A quantum material could be the future of high-energy X-ray imaging and particle detection

Scintillators are detectors that make high-energy X-rays or particles visible through flashes of light to form an image. Their many applications include particle physics, medical imaging, X-ray security and more.

Despite their usefulness, however, scintillators have presented researchers with a conundrum. Until recently, scientists had to decide whether fast imaging or optimal performance was more important when choosing the appropriate scintillator technology for a particular experiment.

Scientists at the U.S. Department of Energy’s (DOE) Argonne National Laboratory may have found a way to resolve this dilemma. It involves a scintillator material composed of spherical particles that are 20 billionths of a meter in size. The research appears in Nature Communications.

Even though they are incredibly small, these nanoparticles have an intricate structure composed of a ball-like core of cadmium sulfide surrounded by a thin shell of cadmium selenide and a thicker shell of cadmium sulfide. Collaborating on this project were scientists from DOE’s Oak Ridge National Laboratory, Bowling Green State University (BGSU) and Northwestern University.

Due to quantum mechanical effects, these nanoparticles have valuable optical and electronic properties not possible with larger particles. The BGSU scientists synthesized these nanoparticles, called quantum shells, to form a close-knit lattice that constituted the scintillator material.

It is applicable to ultrafast radiation detection as well as the high-resolution imaging possible with X-ray light sources, such as the Advanced Photon Source (APS) at Argonne, a DOE Office of Science user facility.

An everyday application for scintillator technology can be found in a dentist’s office, where X-ray beams are shone through a patient’s mouth and onto a film of a reactive material that imprints an image of the teeth for the dentist to check for potential defects.

Although this kind of imaging is useful for dentists or doctors doing chest X-rays, it is a far cry from the power and precision needed for the nanoscale imaging such as that performed at the APS. That requires scintillator materials that are efficient, quick to respond, have great spatial resolution, are durable, and can be scaled to large sizes.

The research team’s recently developed quantum shells meet those criteria. “Quantum shells may be suitable for imaging in the dentist’s office, but they are much more well-suited for scintillators at a light source like the APS or for X-ray imaging of engines while they are running with liquids inside,” said Burak Guzelturk, a physicist in Argonne’s X-Ray Science Division.

“When traditional scintillators are excited by X-ray beams, they will emit light, and it will have some characteristic lifespan,” said Benjamin Diroll, a scientist in the Center for Nanoscale Materials, a DOE Office of Science user facility at Argonne.

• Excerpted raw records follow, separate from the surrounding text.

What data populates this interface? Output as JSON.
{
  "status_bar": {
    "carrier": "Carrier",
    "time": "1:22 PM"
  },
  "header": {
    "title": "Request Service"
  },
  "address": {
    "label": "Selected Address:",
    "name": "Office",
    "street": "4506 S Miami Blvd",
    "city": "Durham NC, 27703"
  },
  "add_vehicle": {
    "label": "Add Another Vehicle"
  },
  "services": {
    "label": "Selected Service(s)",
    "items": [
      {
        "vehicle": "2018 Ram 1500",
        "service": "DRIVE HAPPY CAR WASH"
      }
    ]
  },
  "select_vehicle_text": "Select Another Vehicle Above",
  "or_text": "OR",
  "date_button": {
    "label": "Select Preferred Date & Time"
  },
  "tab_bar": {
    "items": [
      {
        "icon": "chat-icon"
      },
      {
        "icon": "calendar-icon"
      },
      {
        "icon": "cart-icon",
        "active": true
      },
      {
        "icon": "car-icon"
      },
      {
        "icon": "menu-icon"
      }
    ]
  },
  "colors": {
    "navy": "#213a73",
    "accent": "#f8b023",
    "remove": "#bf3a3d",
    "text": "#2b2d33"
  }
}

“In some of them, it might be hundreds of nanoseconds, or it might be microseconds. The quantum shell scintillator achieves a single-digit nanosecond lifetime while preserving efficiency levels equal to traditional scintillators.”

Guzelturk compared quantum shells with another similar light-emitting material, quantum dots. “In a quantum dot, the light emission typically comes from the center part of the nano-object, and the color of light emitted depends on its size. On the other hand, in the quantum shells, the light emission does not originate from the core, but it’s actually the adjacent shell in the nanoparticle.”

The thickness of that shell determines how light is emitted. Scintillator material produced from quantum shells can deliver quick, well-defined imaging and long-term durability.

Classical scintillators tend to be quite thick. As a result, they can light up at the front or back or in the middle, which tends to blur the desired image. Quantum shell scintillators avoid that problem because they can be made as a thin film on a substrate material.

“Commercial scintillators that are made of lighter elements need to be millimeters thick,” explained Guzelturk. “In our case, we realized that we could make quantum shell scintillators much thinner, just a couple of micrometers, while achieving both strong X-ray absorption and high spatial resolution imaging.”

With the advent of quantum shell scintillators for high-resolution and ultrafast imaging, scientists are able to bypass the limitations of traditional scintillator technology. This pioneering work showcases the remarkable potential of these nanoscale quantum materials. By leveraging their unique optical and electronic properties, researchers can open new frontiers in fields ranging from particle physics to medical diagnostics.